算了,想想若是她自己小小年纪遇到了不大搭理自己的俊俏小小少年自己会如何做?
自是找它玩耍,百般结好,若是他仍不领情,自是……敲晕了,咳……送他回家。
这边燕婉还在说:“二师兄的脾气自不是个会让自己委屈的,打得过的当时就揍的他阿娘都不认识了,打不过的使计算计,再看见二师兄时只敢绕道走。哦,对了对了!”

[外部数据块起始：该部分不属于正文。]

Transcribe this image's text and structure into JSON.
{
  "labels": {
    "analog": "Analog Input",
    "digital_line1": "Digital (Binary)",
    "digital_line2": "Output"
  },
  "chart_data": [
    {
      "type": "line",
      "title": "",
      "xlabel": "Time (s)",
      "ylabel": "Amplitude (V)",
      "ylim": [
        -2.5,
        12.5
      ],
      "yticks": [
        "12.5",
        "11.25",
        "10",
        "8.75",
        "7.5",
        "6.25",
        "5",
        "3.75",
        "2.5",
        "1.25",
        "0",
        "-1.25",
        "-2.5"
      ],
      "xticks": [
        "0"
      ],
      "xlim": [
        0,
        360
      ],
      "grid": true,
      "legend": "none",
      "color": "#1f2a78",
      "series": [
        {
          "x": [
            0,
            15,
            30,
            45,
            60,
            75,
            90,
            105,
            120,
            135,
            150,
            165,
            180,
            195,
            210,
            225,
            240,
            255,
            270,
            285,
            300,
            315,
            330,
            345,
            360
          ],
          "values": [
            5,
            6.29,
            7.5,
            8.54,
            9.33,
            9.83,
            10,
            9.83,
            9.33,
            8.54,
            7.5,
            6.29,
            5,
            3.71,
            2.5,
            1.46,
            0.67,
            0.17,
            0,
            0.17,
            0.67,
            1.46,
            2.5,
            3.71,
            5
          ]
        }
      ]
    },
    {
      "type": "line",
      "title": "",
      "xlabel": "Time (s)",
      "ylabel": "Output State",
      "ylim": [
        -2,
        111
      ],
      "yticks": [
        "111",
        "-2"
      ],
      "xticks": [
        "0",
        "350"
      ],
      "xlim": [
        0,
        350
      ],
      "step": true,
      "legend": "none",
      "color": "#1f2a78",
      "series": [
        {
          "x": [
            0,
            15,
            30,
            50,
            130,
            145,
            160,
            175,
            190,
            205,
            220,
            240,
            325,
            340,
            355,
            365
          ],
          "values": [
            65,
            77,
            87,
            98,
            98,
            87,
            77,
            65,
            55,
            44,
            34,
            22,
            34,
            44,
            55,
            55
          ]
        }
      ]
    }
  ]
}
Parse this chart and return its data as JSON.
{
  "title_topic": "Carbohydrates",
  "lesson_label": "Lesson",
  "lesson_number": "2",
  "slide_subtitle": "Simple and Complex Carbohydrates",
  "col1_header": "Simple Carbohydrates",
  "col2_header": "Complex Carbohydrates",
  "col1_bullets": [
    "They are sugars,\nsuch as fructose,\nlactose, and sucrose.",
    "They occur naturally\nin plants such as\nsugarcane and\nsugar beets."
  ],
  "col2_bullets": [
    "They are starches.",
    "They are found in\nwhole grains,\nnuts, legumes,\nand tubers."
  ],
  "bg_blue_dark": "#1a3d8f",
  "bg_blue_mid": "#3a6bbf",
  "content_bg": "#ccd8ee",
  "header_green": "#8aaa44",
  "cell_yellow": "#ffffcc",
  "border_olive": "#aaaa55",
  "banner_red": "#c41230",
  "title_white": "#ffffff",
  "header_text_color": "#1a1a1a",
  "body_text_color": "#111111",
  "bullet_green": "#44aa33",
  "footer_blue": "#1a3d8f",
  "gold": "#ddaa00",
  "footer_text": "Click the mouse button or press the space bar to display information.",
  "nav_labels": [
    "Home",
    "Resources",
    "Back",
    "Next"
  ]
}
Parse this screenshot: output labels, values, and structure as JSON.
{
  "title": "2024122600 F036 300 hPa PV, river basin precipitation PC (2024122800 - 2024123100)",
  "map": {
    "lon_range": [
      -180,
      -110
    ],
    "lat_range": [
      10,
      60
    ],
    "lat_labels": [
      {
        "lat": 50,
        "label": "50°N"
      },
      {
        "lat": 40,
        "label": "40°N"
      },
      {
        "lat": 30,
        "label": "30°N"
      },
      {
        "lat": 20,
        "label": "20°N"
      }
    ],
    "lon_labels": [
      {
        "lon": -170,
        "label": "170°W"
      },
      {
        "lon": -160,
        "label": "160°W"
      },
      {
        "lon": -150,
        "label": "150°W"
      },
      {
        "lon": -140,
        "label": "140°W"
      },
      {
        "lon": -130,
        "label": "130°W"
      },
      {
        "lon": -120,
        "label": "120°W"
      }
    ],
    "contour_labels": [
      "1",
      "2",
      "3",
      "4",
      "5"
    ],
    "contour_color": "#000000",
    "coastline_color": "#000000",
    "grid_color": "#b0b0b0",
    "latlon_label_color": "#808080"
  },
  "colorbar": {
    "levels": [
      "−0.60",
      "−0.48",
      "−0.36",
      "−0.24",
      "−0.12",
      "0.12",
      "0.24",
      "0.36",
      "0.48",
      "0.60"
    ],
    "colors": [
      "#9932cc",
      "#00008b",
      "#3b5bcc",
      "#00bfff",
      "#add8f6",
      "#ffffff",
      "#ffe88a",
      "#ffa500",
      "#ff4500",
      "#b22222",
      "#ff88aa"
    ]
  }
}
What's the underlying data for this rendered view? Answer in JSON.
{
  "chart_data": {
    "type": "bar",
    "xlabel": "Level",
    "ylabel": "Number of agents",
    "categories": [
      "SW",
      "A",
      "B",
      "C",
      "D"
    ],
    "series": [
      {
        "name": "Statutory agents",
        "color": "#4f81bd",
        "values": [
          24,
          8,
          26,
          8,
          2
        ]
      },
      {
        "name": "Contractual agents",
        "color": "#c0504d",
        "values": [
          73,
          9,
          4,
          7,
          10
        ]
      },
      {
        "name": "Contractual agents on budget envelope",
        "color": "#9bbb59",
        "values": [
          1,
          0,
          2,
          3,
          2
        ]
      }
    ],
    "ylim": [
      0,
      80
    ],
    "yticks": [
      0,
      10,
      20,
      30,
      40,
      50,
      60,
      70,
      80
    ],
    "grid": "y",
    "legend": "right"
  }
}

燕婉越说越激动,“最惨的是流火派的一位师兄,被二师兄匡到武参峰后山的崖洞里呆了三天,那洞可是金雕的山洞,还好那几日金雕不知去哪玩了,要不。。。不过被师父找回来时,那位师兄已被吓得开始说胡话了。”
“不是说娃娃时候么!你二师兄那时多大?”阿灰略略吃惊。
“九岁?要不就十岁,我那时还小记不清了。这都是听阿娘说的。不过二师兄被师尊罚跪了两天两夜,后来师尊问他知不知错,二师兄说师父说是错,便是错。”
阿灰接道:“你师尊必会生气了。”
“谁说不是!师尊气的够呛,说这次运气好金雕不在,若是闹出人命,当真是闹出了大祸。你们猜二师兄怎么说?”
“怎么说?”
“二师兄说不会闹出人命,金雕他给调走了,五六日内回不来。”燕婉学着冷清的小小孩童的样子。